It's a tricky thing, updating a book like Pride and Prejudice (which is also one of my favorite books of all time), but author Curtis Sittenfeld pulls it off with aplomb. She move the action to Cincinnati, Ohio, in the 2010s, and all the favorite characters are here: the Bennet family, the Bingleys, Catherine de Bourgh, and, of course, Fitzwilliam Darcy. But in the process of updating, she comes up with believable reasons for the five Bennet girls to not be married, and gives them contemporary personalities that have the heart of the classic Bennet girls as well.

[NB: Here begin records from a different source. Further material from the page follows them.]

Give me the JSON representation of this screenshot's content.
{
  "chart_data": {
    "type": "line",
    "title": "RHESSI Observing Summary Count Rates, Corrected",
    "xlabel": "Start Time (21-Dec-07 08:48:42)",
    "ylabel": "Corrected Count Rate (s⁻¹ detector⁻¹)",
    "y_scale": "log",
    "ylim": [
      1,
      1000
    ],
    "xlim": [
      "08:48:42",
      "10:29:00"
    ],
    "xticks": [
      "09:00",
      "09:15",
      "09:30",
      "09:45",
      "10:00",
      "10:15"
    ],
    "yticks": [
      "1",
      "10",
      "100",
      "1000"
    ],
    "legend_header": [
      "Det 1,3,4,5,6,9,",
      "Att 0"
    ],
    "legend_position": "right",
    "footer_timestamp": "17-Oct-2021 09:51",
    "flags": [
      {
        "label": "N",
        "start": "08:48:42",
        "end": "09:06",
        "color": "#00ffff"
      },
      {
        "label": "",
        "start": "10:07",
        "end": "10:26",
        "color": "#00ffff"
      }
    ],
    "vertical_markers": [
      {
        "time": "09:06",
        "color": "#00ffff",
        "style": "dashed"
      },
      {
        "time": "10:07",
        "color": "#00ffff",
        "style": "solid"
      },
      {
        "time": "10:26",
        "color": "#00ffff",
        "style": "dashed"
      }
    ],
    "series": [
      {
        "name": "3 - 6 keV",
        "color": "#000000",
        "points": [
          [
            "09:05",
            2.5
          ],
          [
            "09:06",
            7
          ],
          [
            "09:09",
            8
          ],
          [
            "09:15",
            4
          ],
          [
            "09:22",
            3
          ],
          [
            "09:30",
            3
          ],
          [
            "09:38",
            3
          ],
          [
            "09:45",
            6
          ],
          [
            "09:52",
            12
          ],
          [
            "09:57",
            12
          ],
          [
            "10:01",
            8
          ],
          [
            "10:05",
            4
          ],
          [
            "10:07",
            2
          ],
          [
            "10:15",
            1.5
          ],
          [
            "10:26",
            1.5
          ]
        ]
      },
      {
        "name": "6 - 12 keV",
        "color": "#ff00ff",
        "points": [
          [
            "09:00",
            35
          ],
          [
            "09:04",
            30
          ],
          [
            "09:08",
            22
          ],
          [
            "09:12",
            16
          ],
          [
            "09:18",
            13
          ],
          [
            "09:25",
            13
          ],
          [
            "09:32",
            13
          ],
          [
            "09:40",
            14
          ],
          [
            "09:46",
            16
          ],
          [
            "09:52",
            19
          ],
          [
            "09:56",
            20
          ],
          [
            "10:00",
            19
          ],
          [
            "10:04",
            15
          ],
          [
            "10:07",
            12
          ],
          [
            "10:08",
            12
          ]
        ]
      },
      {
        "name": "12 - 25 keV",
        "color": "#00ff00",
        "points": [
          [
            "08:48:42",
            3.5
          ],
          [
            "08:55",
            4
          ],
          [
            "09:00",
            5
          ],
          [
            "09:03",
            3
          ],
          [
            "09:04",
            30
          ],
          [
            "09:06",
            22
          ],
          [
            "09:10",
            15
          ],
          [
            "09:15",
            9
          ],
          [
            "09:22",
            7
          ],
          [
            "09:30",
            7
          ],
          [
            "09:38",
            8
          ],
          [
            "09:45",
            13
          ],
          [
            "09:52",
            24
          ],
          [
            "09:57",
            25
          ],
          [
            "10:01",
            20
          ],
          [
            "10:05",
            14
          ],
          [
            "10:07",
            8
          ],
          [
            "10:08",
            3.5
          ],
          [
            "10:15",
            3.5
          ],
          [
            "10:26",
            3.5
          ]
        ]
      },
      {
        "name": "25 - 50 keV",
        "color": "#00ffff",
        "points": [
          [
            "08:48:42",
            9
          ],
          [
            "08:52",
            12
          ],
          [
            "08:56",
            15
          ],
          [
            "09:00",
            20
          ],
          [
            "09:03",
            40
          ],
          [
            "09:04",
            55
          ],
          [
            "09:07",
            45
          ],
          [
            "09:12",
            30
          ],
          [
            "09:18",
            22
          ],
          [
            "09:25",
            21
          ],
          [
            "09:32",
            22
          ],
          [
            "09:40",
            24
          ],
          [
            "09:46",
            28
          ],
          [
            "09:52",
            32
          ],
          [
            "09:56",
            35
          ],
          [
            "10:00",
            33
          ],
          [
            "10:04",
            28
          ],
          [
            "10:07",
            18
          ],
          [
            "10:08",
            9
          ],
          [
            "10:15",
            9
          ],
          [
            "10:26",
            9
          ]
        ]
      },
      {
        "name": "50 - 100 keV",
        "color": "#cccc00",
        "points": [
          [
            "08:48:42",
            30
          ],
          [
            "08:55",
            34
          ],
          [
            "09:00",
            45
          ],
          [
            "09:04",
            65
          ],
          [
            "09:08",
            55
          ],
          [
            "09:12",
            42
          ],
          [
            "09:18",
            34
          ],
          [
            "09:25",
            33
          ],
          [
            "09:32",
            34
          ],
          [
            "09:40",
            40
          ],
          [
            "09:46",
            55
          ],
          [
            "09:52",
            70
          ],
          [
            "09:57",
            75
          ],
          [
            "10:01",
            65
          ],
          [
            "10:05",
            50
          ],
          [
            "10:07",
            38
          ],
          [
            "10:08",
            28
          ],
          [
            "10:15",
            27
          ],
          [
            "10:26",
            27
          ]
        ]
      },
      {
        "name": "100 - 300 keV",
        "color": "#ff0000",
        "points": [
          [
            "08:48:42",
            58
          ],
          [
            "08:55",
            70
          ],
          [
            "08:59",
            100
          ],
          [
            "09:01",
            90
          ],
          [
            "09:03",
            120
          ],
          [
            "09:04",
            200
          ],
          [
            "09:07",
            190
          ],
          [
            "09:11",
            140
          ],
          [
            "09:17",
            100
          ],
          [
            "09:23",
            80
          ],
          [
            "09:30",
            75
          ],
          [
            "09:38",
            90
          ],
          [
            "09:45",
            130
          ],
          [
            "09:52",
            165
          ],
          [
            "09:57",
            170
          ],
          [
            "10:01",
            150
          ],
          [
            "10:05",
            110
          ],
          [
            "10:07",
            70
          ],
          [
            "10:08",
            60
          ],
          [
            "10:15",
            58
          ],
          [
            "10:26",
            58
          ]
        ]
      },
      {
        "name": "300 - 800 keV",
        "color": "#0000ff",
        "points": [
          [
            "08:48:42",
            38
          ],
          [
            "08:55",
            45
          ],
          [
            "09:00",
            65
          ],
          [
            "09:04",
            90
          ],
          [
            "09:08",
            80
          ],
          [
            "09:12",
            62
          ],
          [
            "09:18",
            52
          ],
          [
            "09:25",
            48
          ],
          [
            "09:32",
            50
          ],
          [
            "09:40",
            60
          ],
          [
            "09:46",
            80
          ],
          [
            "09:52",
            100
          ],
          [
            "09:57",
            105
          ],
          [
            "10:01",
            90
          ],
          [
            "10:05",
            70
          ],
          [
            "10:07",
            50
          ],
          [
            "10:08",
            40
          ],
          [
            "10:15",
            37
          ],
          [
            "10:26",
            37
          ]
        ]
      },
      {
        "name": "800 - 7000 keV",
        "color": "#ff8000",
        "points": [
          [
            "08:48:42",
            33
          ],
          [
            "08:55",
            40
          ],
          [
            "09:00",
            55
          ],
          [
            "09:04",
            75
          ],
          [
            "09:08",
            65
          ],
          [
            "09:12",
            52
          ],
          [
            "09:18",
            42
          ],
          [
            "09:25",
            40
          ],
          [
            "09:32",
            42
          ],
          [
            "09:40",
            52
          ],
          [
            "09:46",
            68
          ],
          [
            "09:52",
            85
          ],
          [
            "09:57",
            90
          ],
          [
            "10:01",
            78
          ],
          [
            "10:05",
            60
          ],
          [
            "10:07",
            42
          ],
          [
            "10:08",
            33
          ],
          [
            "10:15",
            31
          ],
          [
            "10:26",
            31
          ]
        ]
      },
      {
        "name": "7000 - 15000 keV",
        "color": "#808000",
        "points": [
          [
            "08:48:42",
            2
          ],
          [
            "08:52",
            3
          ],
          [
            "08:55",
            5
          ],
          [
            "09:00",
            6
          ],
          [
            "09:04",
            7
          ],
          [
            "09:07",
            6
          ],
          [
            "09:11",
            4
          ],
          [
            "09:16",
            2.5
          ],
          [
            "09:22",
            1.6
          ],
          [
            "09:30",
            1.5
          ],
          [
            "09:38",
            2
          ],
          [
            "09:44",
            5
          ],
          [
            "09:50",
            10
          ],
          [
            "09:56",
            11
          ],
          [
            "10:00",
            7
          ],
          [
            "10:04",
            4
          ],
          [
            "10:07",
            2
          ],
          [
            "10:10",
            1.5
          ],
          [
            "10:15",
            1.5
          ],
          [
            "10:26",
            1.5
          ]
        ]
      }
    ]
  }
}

Mrs. Bennet is here, of course, fluttering and annoying everyone in her path, and also with a bit of a shopping addiction that, combined with her husband's recent heart surgery while uninsured, has left them in dire financial straits (and their marriage in questionable shape). Jane and Liz have developed careers (Jane as a yoga instructor, Liz as a writer) that have allowed them to move to New York City, while Mary is a perpetual student, and Lydia and Kitty are flighty, shallow young women who focus on CrossFit and avoiding carbs while living their lives on their phones. Jane and Liz return to Cincinnati to help when their father is hospitalized. Suddenly they learn that a highly attractive young doctor is moving to town, having become famous from being on the reality TV series Eligible (think: The Bachelor). And all the mayhem begins.
What's so enjoyable about this book is its clear fondness for the source material, and also its respect for it. Even while updating (and the reality TV concept is just kind of brilliant), it holds close to the emotions and emotional progression of the original. Sittenfeld is a hilarious writer and is very adept at bringing Austen's wit into the 21st century.
And while I won't give spoilers, Sittenfeld also updated the ending in a way that gives the book a more feminist approach, and also doesn't leave Mary out as the sad sack of the Bennet family. Well done, Curtis Sittenfeld.